According to the results of our Twitter poll the majority of you woke up this morning happy with last night’s results in the final game of the NFL season.
Me too.
Frankly, what kept me from being more of a 49ers fan is something about their head coach, Kyle Shanahan; he’s not my guy. Which is a shame because I’m a big John Lynch guy, and as his general manager those two are tied at the hip.
I guess what goes around comes around as from what I hear Kyle Shanahan isn’t a big @HuskerlandBob guy, so we’re even. (wink)
As a neutral observer of last night’s game - I grew up a Los Angeles Rams fan (thanks Deacon Jones!)and morphed into a Broncos fan - but also as a Huskers fan I probably should have been leaning to the 49ers side of the aisle. Sure, the Chiefs had the great Will Shields and via trade the great Neal Smith, to say nothing of Jeff Kinney, who sure was great while at Nebraska, when San Francisco was at the top of its game in the 1980s so were former Husker greats Roger Craig and Tom Rathman. Former Huskers nose guard Jeff Merrell, too, though as the acronym for the NFL says, not for long.
I was glad the Chiefs won mainly because they can be so entertaining to watch. (Though here’s a dirty little secret - prior to the Super Bowl the 49ers had scored more points than the Chiefs...and the Chiefs had allowed fewer points than that vaunted 49ers defense.) Their comeback was remarkable and there is no mistaking the charisma of Patrick Mahomes just like there is no mistaking the dangerously fun side of his team’s tight end, Travis Kelce.
All the talk of the Chiefs making it to the Super Bowl for the first time in 50 years also brought back some personal memories for ol’ @HuskerlandBob. As they say in fantasy sports 1969 was my 11-year-old year and in August of that year we moved to my beloved home town of Arnold. That move would change my young life and old life too since I am still talking about it, but, bottom line at that time we couldn’t get CBS in our new home. No signal.
In today’s over saturated media world it’s hard to envision living like that, right? Well, we as a family made it work though I certainly missed Green Acres until there was a CBS translator tower planted right smack dab north of Arnold a couple of years later.

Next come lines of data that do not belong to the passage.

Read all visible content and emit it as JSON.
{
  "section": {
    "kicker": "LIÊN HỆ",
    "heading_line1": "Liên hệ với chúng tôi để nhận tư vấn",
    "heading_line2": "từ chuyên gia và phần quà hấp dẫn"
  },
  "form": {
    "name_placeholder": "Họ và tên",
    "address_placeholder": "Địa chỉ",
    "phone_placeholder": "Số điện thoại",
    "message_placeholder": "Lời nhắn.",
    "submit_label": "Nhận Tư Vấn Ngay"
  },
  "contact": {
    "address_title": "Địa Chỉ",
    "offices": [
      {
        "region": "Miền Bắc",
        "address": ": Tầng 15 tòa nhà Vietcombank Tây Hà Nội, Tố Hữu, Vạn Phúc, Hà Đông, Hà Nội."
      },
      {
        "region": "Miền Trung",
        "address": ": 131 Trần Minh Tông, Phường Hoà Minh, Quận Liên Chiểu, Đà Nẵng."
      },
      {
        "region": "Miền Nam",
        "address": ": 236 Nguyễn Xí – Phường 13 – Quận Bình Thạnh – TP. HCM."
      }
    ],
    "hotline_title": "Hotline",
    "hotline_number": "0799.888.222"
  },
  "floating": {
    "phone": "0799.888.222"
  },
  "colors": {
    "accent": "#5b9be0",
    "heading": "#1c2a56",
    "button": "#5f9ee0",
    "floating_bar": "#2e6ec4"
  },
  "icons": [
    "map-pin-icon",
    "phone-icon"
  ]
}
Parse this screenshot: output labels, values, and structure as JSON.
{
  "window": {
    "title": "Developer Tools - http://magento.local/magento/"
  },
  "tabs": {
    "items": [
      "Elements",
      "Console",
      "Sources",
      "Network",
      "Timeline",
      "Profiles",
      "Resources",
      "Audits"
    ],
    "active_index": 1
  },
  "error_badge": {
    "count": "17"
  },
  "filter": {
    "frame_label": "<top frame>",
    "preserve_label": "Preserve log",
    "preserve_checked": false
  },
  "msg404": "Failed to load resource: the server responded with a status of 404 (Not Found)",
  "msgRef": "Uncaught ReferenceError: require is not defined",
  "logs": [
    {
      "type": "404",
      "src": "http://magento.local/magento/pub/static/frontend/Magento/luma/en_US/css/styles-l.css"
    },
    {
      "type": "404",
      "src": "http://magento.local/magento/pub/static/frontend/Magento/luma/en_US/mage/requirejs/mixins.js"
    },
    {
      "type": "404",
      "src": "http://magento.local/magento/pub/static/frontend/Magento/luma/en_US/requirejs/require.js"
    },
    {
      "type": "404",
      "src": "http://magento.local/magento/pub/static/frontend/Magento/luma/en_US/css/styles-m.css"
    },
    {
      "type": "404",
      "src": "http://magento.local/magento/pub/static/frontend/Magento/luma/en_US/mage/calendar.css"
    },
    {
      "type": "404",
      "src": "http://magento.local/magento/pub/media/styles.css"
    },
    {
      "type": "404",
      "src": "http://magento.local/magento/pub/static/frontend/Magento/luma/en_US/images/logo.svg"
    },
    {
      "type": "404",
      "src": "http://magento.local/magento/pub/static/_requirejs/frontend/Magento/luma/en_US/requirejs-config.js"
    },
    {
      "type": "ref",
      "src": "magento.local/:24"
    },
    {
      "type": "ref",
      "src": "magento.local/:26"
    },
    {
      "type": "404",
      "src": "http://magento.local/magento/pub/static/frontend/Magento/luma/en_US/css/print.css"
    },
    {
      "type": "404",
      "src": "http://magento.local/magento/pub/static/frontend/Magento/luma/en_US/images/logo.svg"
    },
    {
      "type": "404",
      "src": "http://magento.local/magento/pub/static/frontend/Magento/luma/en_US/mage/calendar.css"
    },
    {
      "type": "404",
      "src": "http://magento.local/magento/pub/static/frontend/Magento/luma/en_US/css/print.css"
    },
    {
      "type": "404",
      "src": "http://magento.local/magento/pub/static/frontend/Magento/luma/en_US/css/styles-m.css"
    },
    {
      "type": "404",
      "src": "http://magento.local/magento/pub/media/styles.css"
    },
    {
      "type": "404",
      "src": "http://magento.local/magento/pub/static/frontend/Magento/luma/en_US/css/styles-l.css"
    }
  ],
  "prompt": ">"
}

Eureka!
Having lived in North Platte and watching the local NBC station, KNOP, I’d absorbed a steady diet of American Football League football and loved teams like the Chiefs, Jets and Raiders. The Raiders were a popular team in that neck of the woods, with a large reason being that Broken Bow’s great Kent McCloughan was a starting cornerback for the team; in fact, he started in Super Bowl II v. Lombardi’s Packers.
All of which played into the fact I really wanted to see Super Bowl IV, the Chiefs facing the Minnesota Vikings, in January of 1970. The previous year was when Broadway Joe Namath had led the Jets to that historic upset of the Colts but that result was forgotten by many as the AFL champion Chiefs were considered far inferior to the Purple People Eaters. (Which remains one of the great nicknames for any defensive line ever.)
There was a problem, though. The game was on CBS. Remember the part where I said we couldn’t get the CBS signal at our palatial home in north Arnold? That was still true that afternoon of January 11, 1970, 10 days after my 12th birthday.
There was a solution, though. Not sure how I knew, and maybe I just guessed, but the hotel in Arnold was two stories tall and had its TV antennae way up there...maybe they could get the CBS signal. All of remember for sure is that, oh, 15 minutes or so before kickoff I walked downtown to the hotel by myself, climbed those stairs and walked into the hotel lobby, a place I’d never been before, and explained my plight to the nice lady behind the desk, whom I’d never spoken to before.
Remember this was a different day but also know she basically told me, sure, we can get CBS and since nobody’s in the lobby if you want to watch your game then go ahead and do it. So I did. Watched the whole thing in the lobby of the hotel, finished up and thanked the nice lady, walked down the stairs and made my way home.
Did I mention the part where I hadn’t necessarily told my parents about my plan? Let’s just say my dad was, um, emphatic in his debriefing.
Regardless, I had gotten to see the game, a rarity in our town on that day. To date I have been able to watch all but one of the 54 Super Bowls played in my lifetime - the one I missed, Super Bowl VII featuring the Cowboys and Dolphins, my dad hired my out to set trap at the Arnold gun club - so I have that going for me.
I must say it was much easier to watch the game last night but it doesn’t make for nearly the story.